İNŞİKÂK SÛRESİ

Bu sûre 25 âyettir. Mekke döneminde nâzil olmuştur. İlk âyetinde kıyâmet koparken semânın yarılacağı bildirildiği için ismini, bu yarılma olayını ifade eden ″İnşikâk″ kelimesinden almıştır.


﴿ بِسْمِ اللّٰهِ الرَّحْمٰنِ الرَّح۪يمِ

Bismillâhirrahmânirrahîm.

﴿ اِذَا السَّمَٓاءُ انْشَقَّتْۙ ﴿١﴾ وَاَذِنَتْ لِرَبِّهَا وَحُقَّتْۙ ﴿٢﴾ وَاِذَا الْاَرْضُ مُدَّتْۙ ﴿٣﴾ وَاَلْقَتْ مَا ف۪يهَا وَتَخَلَّتْۙ ﴿٤﴾ وَاَذِنَتْ لِرَبِّهَا وَحُقَّتْۜ ﴿٥﴾

1-5. Gök yarıldığı zaman* ve Rabbinin kudretine lâyık olduğu üzere boyun eğdiği zaman,* yeryüzü uzatılıp dümdüz olduğu zaman* ve kendinde saklı olan şeyleri dışarı atıp boşaldığı zaman* ve Rabbinin kudretine lâyık olduğu üzere boyun eğdiği zaman, herkes amelinin karşılığını görür.

İzah: Kıyâmet koptuktan sonra yeryüzünün tekrar yaratılarak uzatılıp dümdüz olacağına dair Resûlullah Sallallâhu aleyhi ve sellem şöyle buyurmuştur:

وَتُمَدُّ الْأَرْضُ مَدَّ الْأَدِيمِ (ه حم ك عن عبد اللّٰه بن مسعود)

″Yeryüzü, derinin uzatılma­sı gibi uzatılır.″[1]

Bu hususta İbn-i Abbas ve İbn-i Mes’ud Radiyallâhu anhum da: ″Ayrıca yerin düzlüğü artırılır, genişli­ği şu kadar şu kadar olacaktır. Çünkü bütün yaratılmışlar hesap için onun üzerinde duracaktır″ diye buyurmuşlardır.

Mahşer, bu dünyâ değildir. Bu dünyânın yerine yaratılan ve çok daha büyük olan bir âlemdir. Allah’u Teâlâ hesap için herkesi orada toplayacaktır. Yine bu hususta Sûre-i İbrâhîm, Âyet 48 ve izahına bakınız.

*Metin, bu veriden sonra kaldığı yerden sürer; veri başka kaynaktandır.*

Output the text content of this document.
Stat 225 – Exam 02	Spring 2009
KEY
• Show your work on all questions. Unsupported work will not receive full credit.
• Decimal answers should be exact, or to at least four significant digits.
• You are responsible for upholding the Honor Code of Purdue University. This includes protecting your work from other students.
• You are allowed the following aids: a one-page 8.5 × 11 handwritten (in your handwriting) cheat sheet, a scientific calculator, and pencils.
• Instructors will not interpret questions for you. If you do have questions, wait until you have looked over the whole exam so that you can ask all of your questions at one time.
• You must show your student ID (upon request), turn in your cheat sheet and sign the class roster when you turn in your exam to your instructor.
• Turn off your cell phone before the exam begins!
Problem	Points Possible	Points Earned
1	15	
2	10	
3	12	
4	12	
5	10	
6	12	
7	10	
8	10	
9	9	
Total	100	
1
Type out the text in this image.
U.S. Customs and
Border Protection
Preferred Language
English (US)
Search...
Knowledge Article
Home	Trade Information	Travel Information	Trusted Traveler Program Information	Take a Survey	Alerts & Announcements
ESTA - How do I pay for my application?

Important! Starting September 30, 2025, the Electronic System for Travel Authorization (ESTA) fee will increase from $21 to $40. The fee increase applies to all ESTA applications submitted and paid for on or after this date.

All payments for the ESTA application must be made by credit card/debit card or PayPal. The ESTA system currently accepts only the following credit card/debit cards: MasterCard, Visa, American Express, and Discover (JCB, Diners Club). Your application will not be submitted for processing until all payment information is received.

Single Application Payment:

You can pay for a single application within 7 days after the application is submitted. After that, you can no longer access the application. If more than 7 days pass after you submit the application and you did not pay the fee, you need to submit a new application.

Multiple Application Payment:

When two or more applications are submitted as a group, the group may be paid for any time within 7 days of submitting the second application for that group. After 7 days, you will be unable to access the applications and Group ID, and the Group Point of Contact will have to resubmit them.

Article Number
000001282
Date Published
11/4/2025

[1] Sünen-i İbn-i Mâce, Fiten 33; Ahmed b. Hanbel, Müsned, Hadis No: 3375; Hâkim, Müstedrek, Hadis No: 3405; 8867.


﴿ يَٓا اَيُّهَا الْاِنْسَانُ اِنَّكَ كَادِحٌ اِلٰى رَبِّكَ كَدْحًا فَمُلَاق۪يهِۚ ﴿٦﴾

6. Ey insan! Şüphesiz sen, Rabbine kavuşmak için çabalayıp durursun. Nihâyet O’na kavuşursun.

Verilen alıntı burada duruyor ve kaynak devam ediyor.